Selon l’UNICEF : « L’âge d’une personne se détermine au moyen de l’étude des cartilages de croissance, responsable de la croissance en longueur. La croissance s’achève à la disparition des zones de cartilage. (…) La fusion des cartilages est terminée en moyenne à 19 ans pour un garçon et à 18 ans pour une fille. Mais dans l’utilisation de l’âge osseux, ni les troubles du développement physique qui se détectent lors d’un examen corporel, ni le fait que la maturation du squelette dépend en grande partie du statut socio-économique, ne sont pris en considération. »[1]

La référence devrait, en toutes circonstances, être la ligne directrice fixée par le Haut-Commissariat aux Réfugiés des Nations Unies, pour les enfants migrants demandeurs d’asile[2] :  » S’il s’avère nécessaire de définir l’âge de l’enfant, les éléments suivants doivent être pris en considération : a) Une telle estimation doit tenir compte non seulement de l’aspect physique de l’enfant mais aussi de sa maturité psychologique. – b) Lorsque des procédures scientifiques sont utilisées pour déterminer l’âge de l’enfant, des marges d’erreur doivent être tolérées – c) Si l’âge exact est incertain, il faut accorder à l’enfant le bénéfice du doute. »
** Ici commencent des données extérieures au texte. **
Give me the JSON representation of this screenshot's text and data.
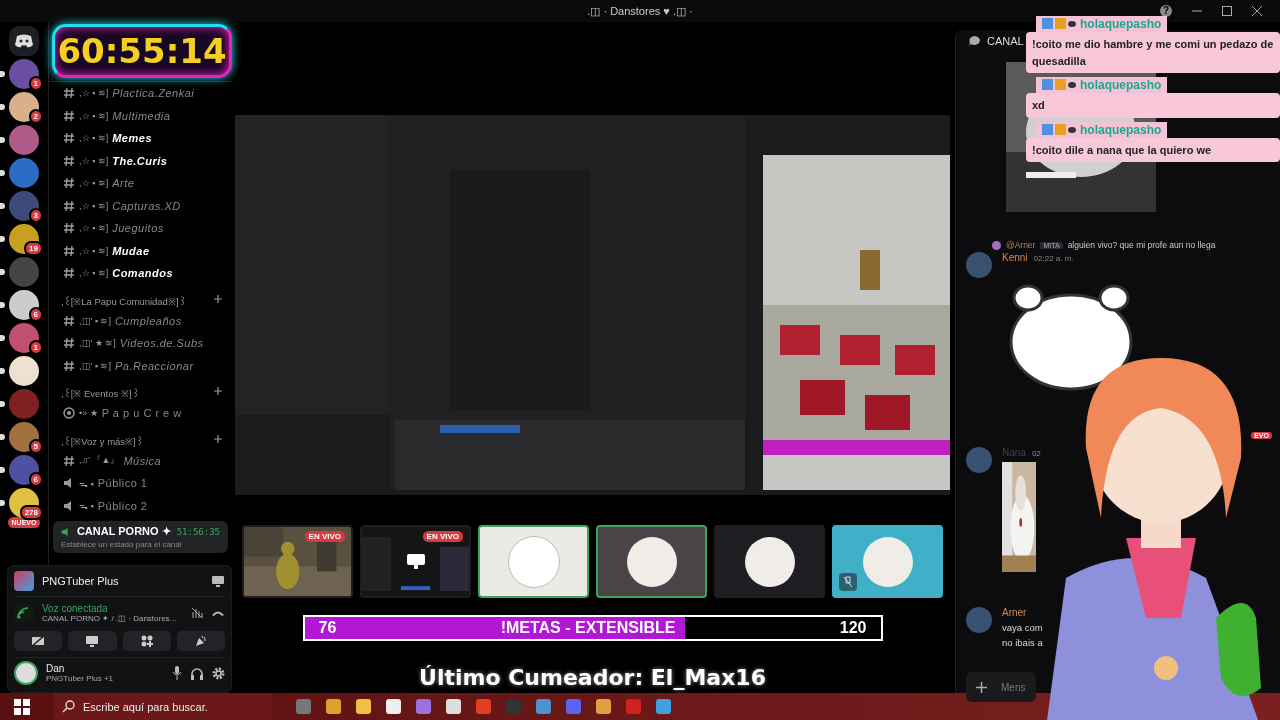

La notion de maturité d’un.e jeune ( » sûreté dans le domaine du jugement et de la réflexion  » – Dict.), est utile, mais la perception en est fragile, car elle est souvent ressentie par rapport à son âge supposé : il/elle semble très mûr.e pour son âge. Parfois, la découverte fortuite d’une attestation de scolarité, ou la date d’un carnet de vaccination, est plus fiable qu’un test osseux…

Une maturité visiblement plus forte que la moyenne devrait d’ailleurs être un élément déterminant pour renforcer le caractère éducatif d’une sanction ou d’une mesure adaptée, plutôt qu’une privation de liberté avec adultes…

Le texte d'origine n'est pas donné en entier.